Will man aber die Eigenart kennzeichnen, durch die gerade in Ciceros ethischen Schriften der sittliche Charakter des Römers zum Vorschein kommt, so ist es nicht sowohl der Inhalt der Anschauungen, zu denen er sich namentlich sobald das Gebiet der Religion berührt wird, manchmal unbestimmt genug bekennt, sondern das Wesentliche liegt vielmehr in der Richtung, die er zwischen den widerstrebenden Schulmeinungen der Griechen einzuhalten sucht. Das gerade, was seinen uns heute mit Recht oberflächlich erscheinenden Eklektizismus ausmacht, das entspringt durchaus jenen ethischen Grundgedanken, von denen das Rechtsbewußtsein der Römer getragen war. Auch auf dem weiteren Gebiet des sittlichen Lebens sind die Aequitas und die Utilitas, diese wichtigen Korrektive des jus strictum", für Cicero die Leitsterne, von denen er sich zwischen den widerstreitenden Meinungen den Weg zeigen läßt. Die brauchbarste Maxime für das menschliche Handeln ist ihm, wie er am Schluß des ergebnislos auslaufenden Gesprächs „über die Natur der Götter“ andeutet, nicht das theoretisch Gewisse, sondern das aus praktischen Gründen Wahrscheinliche.

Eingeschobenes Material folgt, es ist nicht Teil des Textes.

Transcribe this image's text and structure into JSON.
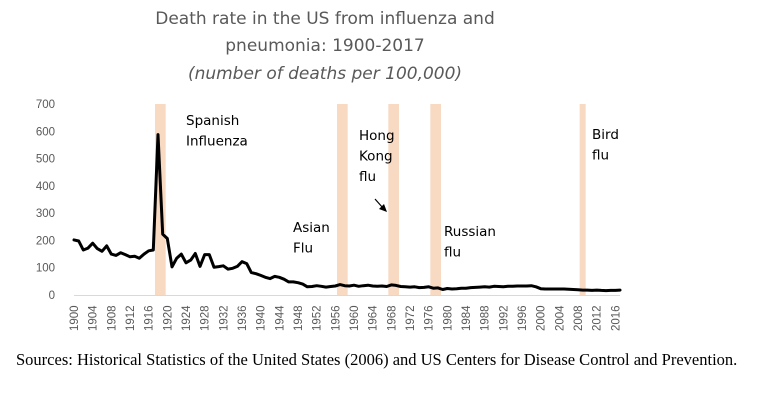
{
  "chart_data": {
    "type": "line",
    "title": "Death rate in the US from influenza and pneumonia: 1900-2017",
    "title_lines": [
      "Death rate in the US from influenza and",
      "pneumonia: 1900-2017"
    ],
    "subtitle": "(number of deaths per 100,000)",
    "xlabel": "",
    "ylabel": "",
    "xlim": [
      1900,
      2017
    ],
    "ylim": [
      0,
      700
    ],
    "y_ticks": [
      0,
      100,
      200,
      300,
      400,
      500,
      600,
      700
    ],
    "x_ticks": [
      1900,
      1904,
      1908,
      1912,
      1916,
      1920,
      1924,
      1928,
      1932,
      1936,
      1940,
      1944,
      1948,
      1952,
      1956,
      1960,
      1964,
      1968,
      1972,
      1976,
      1980,
      1984,
      1988,
      1992,
      1996,
      2000,
      2004,
      2008,
      2012,
      2016
    ],
    "grid": false,
    "series": [
      {
        "color": "#000000",
        "x": [
          1900,
          1901,
          1902,
          1903,
          1904,
          1905,
          1906,
          1907,
          1908,
          1909,
          1910,
          1911,
          1912,
          1913,
          1914,
          1915,
          1916,
          1917,
          1918,
          1919,
          1920,
          1921,
          1922,
          1923,
          1924,
          1925,
          1926,
          1927,
          1928,
          1929,
          1930,
          1931,
          1932,
          1933,
          1934,
          1935,
          1936,
          1937,
          1938,
          1939,
          1940,
          1941,
          1942,
          1943,
          1944,
          1945,
          1946,
          1947,
          1948,
          1949,
          1950,
          1951,
          1952,
          1953,
          1954,
          1955,
          1956,
          1957,
          1958,
          1959,
          1960,
          1961,
          1962,
          1963,
          1964,
          1965,
          1966,
          1967,
          1968,
          1969,
          1970,
          1971,
          1972,
          1973,
          1974,
          1975,
          1976,
          1977,
          1978,
          1979,
          1980,
          1981,
          1982,
          1983,
          1984,
          1985,
          1986,
          1987,
          1988,
          1989,
          1990,
          1991,
          1992,
          1993,
          1994,
          1995,
          1996,
          1997,
          1998,
          1999,
          2000,
          2001,
          2002,
          2003,
          2004,
          2005,
          2006,
          2007,
          2008,
          2009,
          2010,
          2011,
          2012,
          2013,
          2014,
          2015,
          2016,
          2017
        ],
        "values": [
          202,
          198,
          165,
          172,
          190,
          170,
          160,
          180,
          150,
          145,
          155,
          148,
          140,
          142,
          135,
          150,
          162,
          165,
          588,
          223,
          207,
          103,
          135,
          150,
          118,
          128,
          152,
          105,
          148,
          148,
          102,
          104,
          107,
          95,
          98,
          105,
          122,
          115,
          82,
          78,
          72,
          65,
          60,
          68,
          65,
          58,
          48,
          48,
          45,
          40,
          30,
          31,
          34,
          32,
          29,
          31,
          33,
          38,
          34,
          33,
          36,
          32,
          34,
          36,
          33,
          32,
          33,
          31,
          37,
          35,
          31,
          30,
          29,
          30,
          27,
          28,
          30,
          25,
          26,
          20,
          24,
          22,
          23,
          25,
          25,
          27,
          28,
          29,
          30,
          29,
          32,
          31,
          30,
          32,
          32,
          33,
          33,
          33,
          34,
          30,
          23,
          22,
          22,
          22,
          22,
          22,
          21,
          20,
          19,
          18,
          18,
          17,
          18,
          17,
          16,
          17,
          17,
          18
        ]
      }
    ],
    "highlight_color": "#f8d9c2",
    "highlights": [
      {
        "start": 1918,
        "end": 1919
      },
      {
        "start": 1957,
        "end": 1958
      },
      {
        "start": 1968,
        "end": 1969
      },
      {
        "start": 1977,
        "end": 1978
      },
      {
        "start": 2009,
        "end": 2009
      }
    ],
    "annotations": [
      {
        "lines": [
          "Spanish",
          "Influenza"
        ]
      },
      {
        "lines": [
          "Asian",
          "Flu"
        ]
      },
      {
        "lines": [
          "Hong",
          "Kong",
          "flu"
        ]
      },
      {
        "lines": [
          "Russian",
          "flu"
        ]
      },
      {
        "lines": [
          "Bird",
          "flu"
        ]
      }
    ],
    "source": "Sources: Historical Statistics of the United States (2006) and US Centers for Disease Control and Prevention."
  }
}
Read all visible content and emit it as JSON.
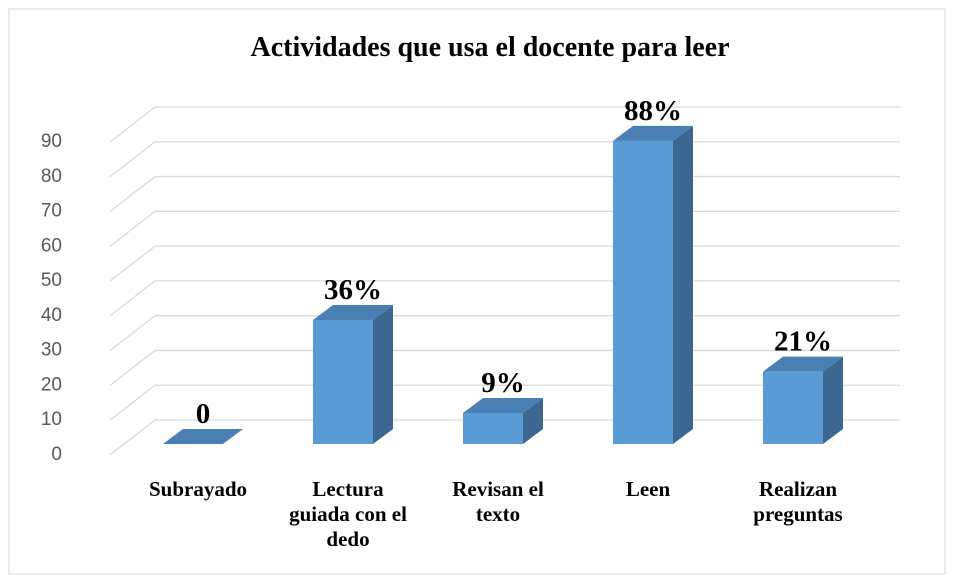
{
  "chart_data": {
    "type": "bar3d",
    "title": "Actividades que usa el docente para leer",
    "categories": [
      "Subrayado",
      "Lectura guiada con el dedo",
      "Revisan el texto",
      "Leen",
      "Realizan preguntas"
    ],
    "values": [
      0,
      36,
      9,
      88,
      21
    ],
    "value_labels": [
      "0",
      "36%",
      "9%",
      "88%",
      "21%"
    ],
    "color": "#5b9bd5",
    "ylim": [
      0,
      90
    ],
    "yticks": [
      0,
      10,
      20,
      30,
      40,
      50,
      60,
      70,
      80,
      90
    ],
    "grid": true
  }
}
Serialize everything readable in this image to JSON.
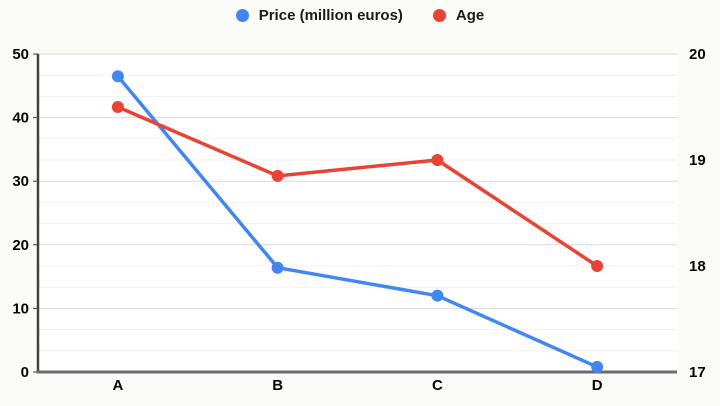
{
  "chart_data": {
    "type": "line",
    "title": "",
    "categories": [
      "A",
      "B",
      "C",
      "D"
    ],
    "series": [
      {
        "name": "Price (million euros)",
        "axis": "left",
        "color": "#4285F4",
        "values": [
          46.5,
          16.4,
          12.0,
          0.8
        ]
      },
      {
        "name": "Age",
        "axis": "right",
        "color": "#EA4335",
        "values": [
          19.5,
          18.85,
          19.0,
          18.0
        ]
      }
    ],
    "left_axis": {
      "min": 0,
      "max": 50,
      "ticks": [
        0,
        10,
        20,
        30,
        40,
        50
      ]
    },
    "right_axis": {
      "min": 17,
      "max": 20,
      "ticks": [
        17,
        18,
        19,
        20
      ]
    },
    "grid": {
      "major": true,
      "minor_per_major": 3
    },
    "legend_position": "top",
    "styles": {
      "plot_background": "#ffffff",
      "major_grid_color": "#d9d9d9",
      "minor_grid_color": "#f2f2ee",
      "left_axis_line_color": "#424242",
      "bottom_axis_line_color": "#6b6b6b",
      "tick_label_color": "#050505"
    }
  }
}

Darum ist er selbst in theoretischen Fragen ein zweifelnder Akademiker, in der Moral aber im wesentlichen ein Stoiker, und in der Theologie keines von beiden, weil ihm die stoische Religionsphilosophie dem Aberglauben zu viel Zugeständnisse macht, während Skeptizismus und Epikureismus beide die Religion vernichten, jener weil er den Gottesglauben, dieser weil er die Gottesfurcht beseitigt. So ist ihm denn in Moral wie Religion schließlich der praktische Wertmaßstab der entscheidende. An sich ist,

Wundt, Ethik. 3. Aufl. I.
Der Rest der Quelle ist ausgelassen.